In light of these dis-inflationary factors, the US economy entering the end of its business cycle, the tax-cut effects subsiding, earnings forecast for major companies being subjected to reductions compared to previous years, heightened trade uncertainty with regard to China and recessionary signals coming from Europe (particularly from Italy and Germany) it is reasonable to assume that downside risks to the economy have increased, thus meriting a more dovish approach from the Fed.


As mentioned above, one of the key decisions of the Fed, apart from the change in stance with respect to the fed funds rate, was to halt the automatic reduction of its balance sheet. The Fed had, in the years subsequent to the crises, increased its balance sheet by buying unprecedented amounts of treasury and asset backed securities. While, this was initiated to provide much needed liquidity to financial markets in the wake of the crises, its extended use, created a re-balancing effect which reduced yields to very low levels on safe assets, thus, bolstering the demand for risky assets and propping up risk appetite. This was followed by record issuance of high yield bond (BBB) and leveraged loans. Hence, massive amounts of easy credit were provided to highly leveraged entities with limited cash flows.

The announcement in October about balance sheet reduction (quantitative tightening) apart from causing a downfall in stock indices also led to a widening in credit spread between high and low rated bonds and poor performance by leveraged loans. This was expected, since a quantitative tightening would, naturally, lead to the opposite of the kind of portfolio re-balancing that we earlier had within the Quantitative Easing era. It would, thus, lead to diminished risk appetite and investor demand for risky securities.
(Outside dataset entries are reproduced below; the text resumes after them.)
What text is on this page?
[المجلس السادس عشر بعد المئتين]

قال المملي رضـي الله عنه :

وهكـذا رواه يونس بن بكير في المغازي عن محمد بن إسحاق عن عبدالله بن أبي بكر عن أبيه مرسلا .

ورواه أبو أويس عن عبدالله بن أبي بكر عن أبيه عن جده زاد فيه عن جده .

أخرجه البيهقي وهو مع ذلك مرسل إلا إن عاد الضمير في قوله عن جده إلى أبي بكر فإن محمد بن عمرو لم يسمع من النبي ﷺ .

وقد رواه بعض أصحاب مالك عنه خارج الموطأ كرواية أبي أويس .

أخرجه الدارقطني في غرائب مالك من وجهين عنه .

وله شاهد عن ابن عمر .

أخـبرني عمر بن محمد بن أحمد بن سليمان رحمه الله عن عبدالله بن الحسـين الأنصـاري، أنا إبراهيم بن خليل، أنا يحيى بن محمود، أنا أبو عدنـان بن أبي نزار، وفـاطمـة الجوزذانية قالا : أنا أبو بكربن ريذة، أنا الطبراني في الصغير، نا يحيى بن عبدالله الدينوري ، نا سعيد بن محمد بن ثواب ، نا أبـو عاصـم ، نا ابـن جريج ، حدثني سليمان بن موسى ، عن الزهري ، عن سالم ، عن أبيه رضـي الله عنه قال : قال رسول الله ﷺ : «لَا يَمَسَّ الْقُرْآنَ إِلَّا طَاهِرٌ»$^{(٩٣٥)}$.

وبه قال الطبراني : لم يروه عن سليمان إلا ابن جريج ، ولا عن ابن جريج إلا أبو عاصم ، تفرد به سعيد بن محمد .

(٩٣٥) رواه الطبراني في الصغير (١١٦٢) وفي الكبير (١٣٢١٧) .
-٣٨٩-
More significantly, if the whole process were to take place in an environment of declining earnings and a slowing economy with highly leveraged companies struggling to generate adequate cash flows, it is highly likely that we would see a series of defaults and sell offs on the securities issued by them, thus, causing huge losses of value for investors. Notwithstanding, the impact of low earnings on economic output, such a big loss in wealth of retail investors and pension funds (since they have significant exposure to this asset class) could shatter confidence in the economy and send it into a recession even if a full-blown crisis is avoided due to low exposure of banks to these securities. This makes the Fed more averse to financial tightening currently than ever before, since a fall in the risk appetite, which was propped up by QE, could have such drastic effects in a slowing economy.Therefore, apart from keeping the economy running smoothly, FED now also has an added objective of not letting risk appetite slide significantly in times of distress.Therefore, in the latest FOMC meeting, FED deemed it prudent to call off interest rate hikes and automatic balance sheet reduction, as it saw downside risks to the economy increase and not enough buildup of inflationary pressures, both of which would not warrant souring of the risk appetite due to additional tightening. This also makes it more likely, in the case of overheating of the economy and higher inflation in the future, that the Fed will only use one of the above-mentioned tools to stabilize the economy.